Minister Mariusz Błaszczak triumfuje. Twierdzi, że udało mu się powstrzymać rosyjskich prowokatorów jednym prostym sposobem: zawieszając na czas nieokreślony mały ruch graniczny.
Mały ruch graniczny został zawieszony oficjalnie w ramach przygotowań do szczytu NATO i Światowych Dni Młodzieży. Już po jednym i drugim wydarzeniu wznowiono go na granicy polsko-ukraińskiej. Co innego obwód kaliningradzki – tam przekroczenie granicy nadal jest dostępne tylko z wizą.
Mieszkańcy pobliskich miejscowości byli niepocieszeni, bo Rosjanie regularnie przyjeżdżali na zakupy. Sporo wydawali w obwodzie kaliningradzkim także goście z Polski. Minister spraw wewnętrznych Mariusz Błaszczak wie jednak lepiej. Stwierdził, że zarzut o stratach gospodarczych to mit, miejsca pracy w pomorskim i warmińsko-mazurskim nie są zagrożone, ba, nawet wartość zakupów obywateli Federacji Rosyjskiej w Polsce pozostała bez zmian. A korzyści jest mnóstwo – jak powiedział minister, „zawieszenie spowodowało, że niemożliwe są prowokacje rosyjskie w Polsce”. MSW cieszy również poważne ograniczenie zjawiska przemytu na polsko-rosyjskiej granicy. Identyczny, a nawet poważniejszy problem na granicy z Ukrainą najwyraźniej nie jest wart uwagi ani tym bardziej tak zdecydowanych kroków.

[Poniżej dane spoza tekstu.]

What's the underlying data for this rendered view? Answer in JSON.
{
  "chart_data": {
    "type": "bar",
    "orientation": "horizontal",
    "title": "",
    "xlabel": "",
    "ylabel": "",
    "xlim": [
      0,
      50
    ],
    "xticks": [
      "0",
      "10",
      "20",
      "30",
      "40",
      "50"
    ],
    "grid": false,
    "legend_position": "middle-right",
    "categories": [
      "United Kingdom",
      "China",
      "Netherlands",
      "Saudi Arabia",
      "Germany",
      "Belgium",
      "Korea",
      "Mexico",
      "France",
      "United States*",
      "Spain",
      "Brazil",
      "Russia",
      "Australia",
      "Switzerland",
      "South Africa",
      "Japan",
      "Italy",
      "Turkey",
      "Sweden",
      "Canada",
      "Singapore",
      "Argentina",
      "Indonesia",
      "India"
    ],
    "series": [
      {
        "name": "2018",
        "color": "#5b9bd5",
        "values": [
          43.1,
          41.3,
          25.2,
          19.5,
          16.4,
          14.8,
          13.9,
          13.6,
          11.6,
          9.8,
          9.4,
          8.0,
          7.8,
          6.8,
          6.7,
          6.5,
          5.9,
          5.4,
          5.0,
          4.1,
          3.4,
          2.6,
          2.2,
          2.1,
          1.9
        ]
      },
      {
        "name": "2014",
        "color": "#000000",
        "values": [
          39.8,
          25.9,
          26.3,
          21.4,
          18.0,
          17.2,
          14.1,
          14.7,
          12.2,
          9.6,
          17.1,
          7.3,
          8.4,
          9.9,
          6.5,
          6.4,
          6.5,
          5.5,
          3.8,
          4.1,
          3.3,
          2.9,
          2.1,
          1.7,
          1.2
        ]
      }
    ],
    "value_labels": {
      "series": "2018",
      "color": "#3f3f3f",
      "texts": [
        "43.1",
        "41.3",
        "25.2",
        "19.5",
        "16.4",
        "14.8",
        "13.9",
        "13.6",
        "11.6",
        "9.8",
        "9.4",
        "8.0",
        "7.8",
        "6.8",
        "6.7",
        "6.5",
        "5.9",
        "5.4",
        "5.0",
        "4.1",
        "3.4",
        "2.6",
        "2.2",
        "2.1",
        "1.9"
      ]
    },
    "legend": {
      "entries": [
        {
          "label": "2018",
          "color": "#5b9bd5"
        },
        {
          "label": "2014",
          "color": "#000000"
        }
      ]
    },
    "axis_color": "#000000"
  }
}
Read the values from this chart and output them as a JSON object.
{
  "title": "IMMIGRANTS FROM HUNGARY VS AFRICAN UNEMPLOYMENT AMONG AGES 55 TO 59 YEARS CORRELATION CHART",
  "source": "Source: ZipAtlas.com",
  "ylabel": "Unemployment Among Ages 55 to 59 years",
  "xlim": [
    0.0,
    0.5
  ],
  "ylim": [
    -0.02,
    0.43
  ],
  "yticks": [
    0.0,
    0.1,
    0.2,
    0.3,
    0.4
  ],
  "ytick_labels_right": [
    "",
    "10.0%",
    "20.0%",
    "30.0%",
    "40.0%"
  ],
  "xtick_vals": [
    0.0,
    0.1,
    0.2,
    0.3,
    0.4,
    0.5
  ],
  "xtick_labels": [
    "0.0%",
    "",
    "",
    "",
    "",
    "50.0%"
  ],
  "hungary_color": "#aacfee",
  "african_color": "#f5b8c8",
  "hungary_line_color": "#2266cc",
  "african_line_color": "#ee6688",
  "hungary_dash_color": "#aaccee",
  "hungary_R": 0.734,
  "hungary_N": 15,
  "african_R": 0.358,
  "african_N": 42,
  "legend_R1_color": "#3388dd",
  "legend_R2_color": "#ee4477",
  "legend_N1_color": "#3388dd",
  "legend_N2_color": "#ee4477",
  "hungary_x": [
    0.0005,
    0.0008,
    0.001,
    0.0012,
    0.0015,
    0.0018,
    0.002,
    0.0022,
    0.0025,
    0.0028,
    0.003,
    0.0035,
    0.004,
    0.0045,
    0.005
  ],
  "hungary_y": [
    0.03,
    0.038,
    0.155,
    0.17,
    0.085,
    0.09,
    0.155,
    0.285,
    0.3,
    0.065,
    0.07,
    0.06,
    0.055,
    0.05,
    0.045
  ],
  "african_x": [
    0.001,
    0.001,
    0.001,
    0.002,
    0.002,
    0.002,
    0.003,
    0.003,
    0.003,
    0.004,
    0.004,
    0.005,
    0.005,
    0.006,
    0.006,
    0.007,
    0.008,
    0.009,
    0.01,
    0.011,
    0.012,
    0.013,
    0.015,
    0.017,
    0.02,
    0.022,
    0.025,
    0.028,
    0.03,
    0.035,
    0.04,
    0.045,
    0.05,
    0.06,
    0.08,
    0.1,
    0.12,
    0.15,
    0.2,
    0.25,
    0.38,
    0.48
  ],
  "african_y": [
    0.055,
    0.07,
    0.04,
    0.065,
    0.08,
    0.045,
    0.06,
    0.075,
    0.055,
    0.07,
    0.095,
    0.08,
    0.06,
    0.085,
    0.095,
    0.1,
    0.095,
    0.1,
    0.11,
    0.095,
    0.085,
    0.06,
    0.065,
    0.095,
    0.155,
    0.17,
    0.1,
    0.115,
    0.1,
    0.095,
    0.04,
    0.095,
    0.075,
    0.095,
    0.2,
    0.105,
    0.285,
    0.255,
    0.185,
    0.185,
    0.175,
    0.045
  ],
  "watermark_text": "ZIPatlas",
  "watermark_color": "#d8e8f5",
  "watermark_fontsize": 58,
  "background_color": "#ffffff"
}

Przy okazji Błaszczak wycofał się z przedstawianego wcześniej, jak się okazuje, bałamutnego opowiadania, że MRG zawieszono tylko na chwilę. Minister spraw wewnętrznych stwierdził, że powrót ułatwień w przemieszczaniu się osób nastąpi, kiedy zmieni się sytuacja w Rosji, w szczególności, gdy zmieni się gubernator w Kaliningradzie. Szanse Rosjan na powrót do regularnych zakupów w Polsce zwiększy również zmiana polityki wobec Ukrainy.